The paper tackles the problem of learning discriminative skeleton features for unsupervised person re-identification by proposing a hierarchical meta-prototype contrastive learning approach with hard skeleton mining, achieving state-of-the-art performance on five datasets.

With rapid advancements in depth sensors and deep learning, skeleton-based person re-identification (re-ID) models have recently achieved remarkable progress with many advantages. Most existing solutions learn single-level skeleton features from body joints with the assumption of equal skeleton importance, while they typically lack the ability to exploit more informative skeleton features from various levels such as limb level with more global body patterns.

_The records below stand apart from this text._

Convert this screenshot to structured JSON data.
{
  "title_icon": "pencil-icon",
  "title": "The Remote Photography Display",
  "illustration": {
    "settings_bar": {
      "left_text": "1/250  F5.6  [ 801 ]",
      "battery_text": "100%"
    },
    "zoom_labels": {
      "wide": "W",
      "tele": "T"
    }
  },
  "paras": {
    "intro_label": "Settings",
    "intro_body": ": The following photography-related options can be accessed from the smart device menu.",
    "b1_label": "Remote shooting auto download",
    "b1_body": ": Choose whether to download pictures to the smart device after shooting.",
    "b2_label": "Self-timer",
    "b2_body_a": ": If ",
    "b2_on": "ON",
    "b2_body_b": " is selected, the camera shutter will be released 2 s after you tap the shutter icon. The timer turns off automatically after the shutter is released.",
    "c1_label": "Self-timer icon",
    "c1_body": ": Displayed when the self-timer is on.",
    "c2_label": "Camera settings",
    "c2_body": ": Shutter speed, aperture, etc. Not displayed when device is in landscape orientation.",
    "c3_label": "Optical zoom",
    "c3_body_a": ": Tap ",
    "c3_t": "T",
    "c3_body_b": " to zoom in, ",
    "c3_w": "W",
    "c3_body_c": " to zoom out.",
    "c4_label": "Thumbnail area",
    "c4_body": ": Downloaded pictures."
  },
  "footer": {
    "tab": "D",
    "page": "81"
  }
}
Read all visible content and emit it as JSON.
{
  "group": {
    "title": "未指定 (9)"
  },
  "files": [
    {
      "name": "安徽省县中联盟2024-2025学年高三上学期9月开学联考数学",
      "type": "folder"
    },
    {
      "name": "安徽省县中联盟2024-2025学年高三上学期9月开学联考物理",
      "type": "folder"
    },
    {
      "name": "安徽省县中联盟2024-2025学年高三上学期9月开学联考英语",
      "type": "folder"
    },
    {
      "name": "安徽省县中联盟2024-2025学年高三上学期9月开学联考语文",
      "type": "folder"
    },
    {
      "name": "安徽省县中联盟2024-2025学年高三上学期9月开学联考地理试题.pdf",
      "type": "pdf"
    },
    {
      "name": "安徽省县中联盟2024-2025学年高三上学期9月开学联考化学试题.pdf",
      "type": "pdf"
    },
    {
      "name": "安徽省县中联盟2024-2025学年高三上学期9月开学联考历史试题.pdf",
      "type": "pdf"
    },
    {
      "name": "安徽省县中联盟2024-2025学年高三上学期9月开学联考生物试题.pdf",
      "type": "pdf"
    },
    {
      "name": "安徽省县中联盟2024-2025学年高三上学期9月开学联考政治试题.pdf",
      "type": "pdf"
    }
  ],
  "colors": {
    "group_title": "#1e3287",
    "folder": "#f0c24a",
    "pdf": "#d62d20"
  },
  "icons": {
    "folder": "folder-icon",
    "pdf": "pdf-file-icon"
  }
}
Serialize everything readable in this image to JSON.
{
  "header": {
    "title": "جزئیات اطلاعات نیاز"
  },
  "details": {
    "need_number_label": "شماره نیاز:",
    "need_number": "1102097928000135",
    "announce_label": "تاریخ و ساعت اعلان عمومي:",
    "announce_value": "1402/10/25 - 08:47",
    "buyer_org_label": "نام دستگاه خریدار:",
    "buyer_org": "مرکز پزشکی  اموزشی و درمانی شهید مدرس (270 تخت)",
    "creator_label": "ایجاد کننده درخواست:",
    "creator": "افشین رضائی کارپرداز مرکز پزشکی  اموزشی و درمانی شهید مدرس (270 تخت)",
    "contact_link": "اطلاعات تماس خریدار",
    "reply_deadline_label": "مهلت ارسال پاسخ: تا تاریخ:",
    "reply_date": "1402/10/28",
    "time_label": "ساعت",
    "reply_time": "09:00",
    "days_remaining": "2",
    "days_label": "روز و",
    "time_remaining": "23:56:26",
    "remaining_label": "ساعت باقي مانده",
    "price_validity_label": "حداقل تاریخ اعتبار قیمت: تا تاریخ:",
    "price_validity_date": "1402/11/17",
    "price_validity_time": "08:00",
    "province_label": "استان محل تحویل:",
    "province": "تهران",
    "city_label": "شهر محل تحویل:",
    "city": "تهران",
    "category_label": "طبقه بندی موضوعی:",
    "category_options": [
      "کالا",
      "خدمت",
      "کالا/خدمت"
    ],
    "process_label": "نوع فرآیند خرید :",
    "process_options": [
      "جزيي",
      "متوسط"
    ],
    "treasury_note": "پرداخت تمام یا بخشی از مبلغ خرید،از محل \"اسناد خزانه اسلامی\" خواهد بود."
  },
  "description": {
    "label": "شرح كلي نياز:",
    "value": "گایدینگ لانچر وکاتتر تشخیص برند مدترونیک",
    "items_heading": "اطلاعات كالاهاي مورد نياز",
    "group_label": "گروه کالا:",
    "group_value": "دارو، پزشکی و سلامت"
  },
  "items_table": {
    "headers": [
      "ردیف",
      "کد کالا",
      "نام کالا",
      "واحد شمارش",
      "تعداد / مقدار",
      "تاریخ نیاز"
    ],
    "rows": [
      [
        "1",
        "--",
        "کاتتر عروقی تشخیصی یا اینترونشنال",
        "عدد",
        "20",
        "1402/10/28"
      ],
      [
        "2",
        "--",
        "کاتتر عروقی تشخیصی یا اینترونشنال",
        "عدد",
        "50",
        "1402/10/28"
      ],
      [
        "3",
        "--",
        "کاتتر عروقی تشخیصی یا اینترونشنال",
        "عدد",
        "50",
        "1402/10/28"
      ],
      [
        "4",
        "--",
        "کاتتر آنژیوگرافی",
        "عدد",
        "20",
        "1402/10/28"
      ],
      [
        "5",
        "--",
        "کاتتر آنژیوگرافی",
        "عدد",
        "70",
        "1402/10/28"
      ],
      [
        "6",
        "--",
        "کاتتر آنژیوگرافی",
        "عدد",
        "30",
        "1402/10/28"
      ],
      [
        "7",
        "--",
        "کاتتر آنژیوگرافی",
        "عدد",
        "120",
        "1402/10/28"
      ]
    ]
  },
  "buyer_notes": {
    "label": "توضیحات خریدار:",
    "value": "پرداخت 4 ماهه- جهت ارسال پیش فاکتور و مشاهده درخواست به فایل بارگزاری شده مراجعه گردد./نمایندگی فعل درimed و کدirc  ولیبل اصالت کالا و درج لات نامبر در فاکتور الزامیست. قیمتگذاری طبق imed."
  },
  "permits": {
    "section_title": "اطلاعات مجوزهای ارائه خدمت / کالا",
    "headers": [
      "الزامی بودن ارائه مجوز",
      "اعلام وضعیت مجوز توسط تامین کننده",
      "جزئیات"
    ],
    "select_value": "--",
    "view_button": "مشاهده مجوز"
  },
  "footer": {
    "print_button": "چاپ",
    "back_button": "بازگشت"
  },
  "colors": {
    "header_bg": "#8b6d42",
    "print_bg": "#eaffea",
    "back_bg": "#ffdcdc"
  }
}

The label dependency of these methods also limits their flexibility in learning more general skeleton representations. This paper proposes a generic unsupervised Hierarchical skeleton Meta-Prototype Contrastive learning (Hi-MPC) approach with Hard Skeleton Mining (HSM) for person re-ID with unlabeled 3D skeletons. Firstly, we construct hierarchical representations of skeletons to model coarse-to-fine body and motion features from the levels of body joints, components, and limbs. Then a hierarchical meta-prototype contrastive learning model is proposed to cluster and contrast the most typical skeleton features ("prototypes") from different-level skeletons. By converting original prototypes into meta-prototypes with multiple homogeneous transformations, we induce the model to learn the inherent consistency of prototypes to capture more effective skeleton features for person re-ID. Furthermore, we devise a hard skeleton mining mechanism to adaptively infer the informative importance of each skeleton, so as to focus on harder skeletons to learn more discriminative skeleton representations. Extensive evaluations on five datasets demonstrate that our approach outperforms a wide variety of state-of-the-art skeleton-based methods. We further show the general applicability of our method to cross-view person re-ID and RGB-based scenarios with estimated skeletons.